Guatemala’s weakly institutionalized party system
Guatemala’s party system represents the opposite of that ideal. It is among the most weakly institutionalized in all of Latin America, with the average age of a political party at only 6 years, and well over a dozen of parties competing in every election, most of which represent little or nothing in terms of ideology. Indeed, since the return to democracy in 1985, not a single political party has returned to power at the presidential level. Many, including the two largest parties as of 1999, have disappeared altogether.
That transience and lack of ideas means that legislators often change political affiliation in the course of their career. More importantly, it means that political parties don’t represent voters policy preferences. Rather they to tend to run of pork barrel promises and serve those who put up the money. Those generally are not ordinary citizens. They are powerful political and business interests from the traditional oligarchy and local bosses (caciques).
Guatemala, in this sense, stands in sharp contrast to El Salvador, where the left-wing FMLN and right-wing ARENA have strong brands, national networks, and highly-disciplined organizations and where the dominance of the two parties over the last 25 years has provided much needed stability.

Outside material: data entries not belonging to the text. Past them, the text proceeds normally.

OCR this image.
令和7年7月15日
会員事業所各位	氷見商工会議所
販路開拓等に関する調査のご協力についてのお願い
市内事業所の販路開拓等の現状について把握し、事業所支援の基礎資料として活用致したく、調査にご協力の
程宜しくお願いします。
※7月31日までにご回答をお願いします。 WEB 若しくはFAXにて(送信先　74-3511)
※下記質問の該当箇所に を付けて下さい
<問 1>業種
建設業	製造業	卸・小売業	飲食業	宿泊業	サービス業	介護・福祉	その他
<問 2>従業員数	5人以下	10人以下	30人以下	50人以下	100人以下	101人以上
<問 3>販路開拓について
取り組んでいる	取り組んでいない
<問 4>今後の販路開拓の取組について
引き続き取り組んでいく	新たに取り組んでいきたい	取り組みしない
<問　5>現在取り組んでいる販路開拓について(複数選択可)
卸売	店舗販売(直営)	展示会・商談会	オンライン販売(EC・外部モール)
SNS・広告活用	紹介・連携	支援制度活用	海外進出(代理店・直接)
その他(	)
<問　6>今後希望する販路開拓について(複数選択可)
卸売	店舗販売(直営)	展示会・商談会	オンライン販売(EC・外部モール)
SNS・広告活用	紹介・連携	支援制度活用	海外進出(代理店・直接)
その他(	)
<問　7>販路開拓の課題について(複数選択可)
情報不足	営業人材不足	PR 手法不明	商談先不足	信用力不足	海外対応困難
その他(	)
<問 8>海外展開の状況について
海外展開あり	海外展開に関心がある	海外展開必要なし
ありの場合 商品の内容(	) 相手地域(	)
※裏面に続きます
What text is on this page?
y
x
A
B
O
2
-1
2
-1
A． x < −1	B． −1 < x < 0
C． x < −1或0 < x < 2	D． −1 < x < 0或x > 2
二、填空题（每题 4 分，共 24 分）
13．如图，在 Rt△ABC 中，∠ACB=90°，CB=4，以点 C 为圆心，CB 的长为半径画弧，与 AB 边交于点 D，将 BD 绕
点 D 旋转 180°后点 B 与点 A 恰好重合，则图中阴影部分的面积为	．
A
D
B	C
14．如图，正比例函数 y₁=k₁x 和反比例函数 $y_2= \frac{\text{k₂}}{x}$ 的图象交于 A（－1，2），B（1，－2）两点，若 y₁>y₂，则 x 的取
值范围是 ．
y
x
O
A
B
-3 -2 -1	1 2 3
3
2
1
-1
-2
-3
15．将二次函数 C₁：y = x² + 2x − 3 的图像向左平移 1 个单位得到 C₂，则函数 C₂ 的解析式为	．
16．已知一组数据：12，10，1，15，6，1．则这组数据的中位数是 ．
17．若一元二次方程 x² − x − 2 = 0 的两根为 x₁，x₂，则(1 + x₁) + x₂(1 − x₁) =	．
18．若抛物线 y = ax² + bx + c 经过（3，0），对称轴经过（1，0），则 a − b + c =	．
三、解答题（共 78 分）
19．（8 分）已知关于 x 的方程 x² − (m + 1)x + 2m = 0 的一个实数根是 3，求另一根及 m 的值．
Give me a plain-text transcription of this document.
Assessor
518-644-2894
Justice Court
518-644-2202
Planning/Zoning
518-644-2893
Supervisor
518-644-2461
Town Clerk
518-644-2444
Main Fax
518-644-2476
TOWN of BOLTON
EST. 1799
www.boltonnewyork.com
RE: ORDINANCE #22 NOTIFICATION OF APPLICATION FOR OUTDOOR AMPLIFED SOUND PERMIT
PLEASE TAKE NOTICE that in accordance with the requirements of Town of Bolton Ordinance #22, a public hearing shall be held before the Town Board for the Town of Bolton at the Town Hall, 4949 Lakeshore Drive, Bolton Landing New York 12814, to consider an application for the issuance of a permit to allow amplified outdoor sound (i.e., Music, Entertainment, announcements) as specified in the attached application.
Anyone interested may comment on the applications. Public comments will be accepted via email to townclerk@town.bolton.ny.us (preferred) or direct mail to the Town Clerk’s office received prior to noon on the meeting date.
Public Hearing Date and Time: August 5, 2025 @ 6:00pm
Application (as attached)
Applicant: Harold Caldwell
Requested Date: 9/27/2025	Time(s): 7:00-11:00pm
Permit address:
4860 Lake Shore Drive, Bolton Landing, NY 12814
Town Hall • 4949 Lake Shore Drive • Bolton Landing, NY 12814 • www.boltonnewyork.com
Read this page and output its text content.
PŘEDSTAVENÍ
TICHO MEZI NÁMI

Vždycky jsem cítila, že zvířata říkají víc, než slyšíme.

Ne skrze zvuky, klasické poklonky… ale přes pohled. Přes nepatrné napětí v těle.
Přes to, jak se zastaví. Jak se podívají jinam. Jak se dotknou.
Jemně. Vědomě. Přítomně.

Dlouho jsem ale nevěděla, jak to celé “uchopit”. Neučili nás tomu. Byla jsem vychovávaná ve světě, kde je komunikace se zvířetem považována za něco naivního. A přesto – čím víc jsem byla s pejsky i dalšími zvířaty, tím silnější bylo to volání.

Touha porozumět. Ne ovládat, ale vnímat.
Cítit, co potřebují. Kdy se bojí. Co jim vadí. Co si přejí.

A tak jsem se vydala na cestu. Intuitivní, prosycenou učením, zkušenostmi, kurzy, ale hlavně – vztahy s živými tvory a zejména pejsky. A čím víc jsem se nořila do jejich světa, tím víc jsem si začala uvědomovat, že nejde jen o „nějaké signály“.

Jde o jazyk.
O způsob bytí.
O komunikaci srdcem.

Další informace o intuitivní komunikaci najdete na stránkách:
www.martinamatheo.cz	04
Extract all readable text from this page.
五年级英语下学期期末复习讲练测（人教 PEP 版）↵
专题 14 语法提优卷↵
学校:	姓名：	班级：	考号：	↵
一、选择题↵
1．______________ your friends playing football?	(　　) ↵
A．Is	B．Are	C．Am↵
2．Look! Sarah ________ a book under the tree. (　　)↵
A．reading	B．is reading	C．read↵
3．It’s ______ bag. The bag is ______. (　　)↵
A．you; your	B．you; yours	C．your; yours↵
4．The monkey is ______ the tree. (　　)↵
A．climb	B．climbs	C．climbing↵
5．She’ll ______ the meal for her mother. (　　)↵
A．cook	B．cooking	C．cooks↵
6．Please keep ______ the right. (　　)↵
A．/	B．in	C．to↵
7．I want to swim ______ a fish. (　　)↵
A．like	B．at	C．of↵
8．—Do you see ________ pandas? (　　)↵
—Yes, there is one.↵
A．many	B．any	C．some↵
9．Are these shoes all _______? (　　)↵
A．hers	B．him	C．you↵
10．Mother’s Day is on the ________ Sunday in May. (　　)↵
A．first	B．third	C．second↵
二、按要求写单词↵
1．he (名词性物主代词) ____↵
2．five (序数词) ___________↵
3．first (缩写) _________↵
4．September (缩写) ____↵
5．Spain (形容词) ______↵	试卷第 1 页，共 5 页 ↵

The role of the party system in low social indicators
The consequences for Guatemala are dramatic. Inadequate institutions and governance, in which the weak and volatile party system plays a major role, contribute to disturbingly low social indicators. Those according to a 2016 report by the United Nations Development Programme include a mean of six years of schooling, and rates of poverty that have increased to 76%, with 35% in extreme poverty. Meanwhile, corruption and the influence of drug money in elections continue to blight the political system, according to Balsells.
Reforms, including in the areas of campaign finance, could make a big difference, Balsells says. So could greater centralization of planning and regulation of government operations (to take power away from corrupt local elites) along with greater democracy at all levels. And the international community, he says, should strongly condition aid to those reforms being enacted.
If there is a silver lining to the story, it lies in the local prosecutors, who together with a United Nations-backed commission, have cracked down on corruption. It lies with the huge number of citizens, non-governmental organizations and other civic groups that rose up in 2015 to demand cleaner politics and a government more responsive to the needs of its people. Those, however long reform takes, are pillars to build on.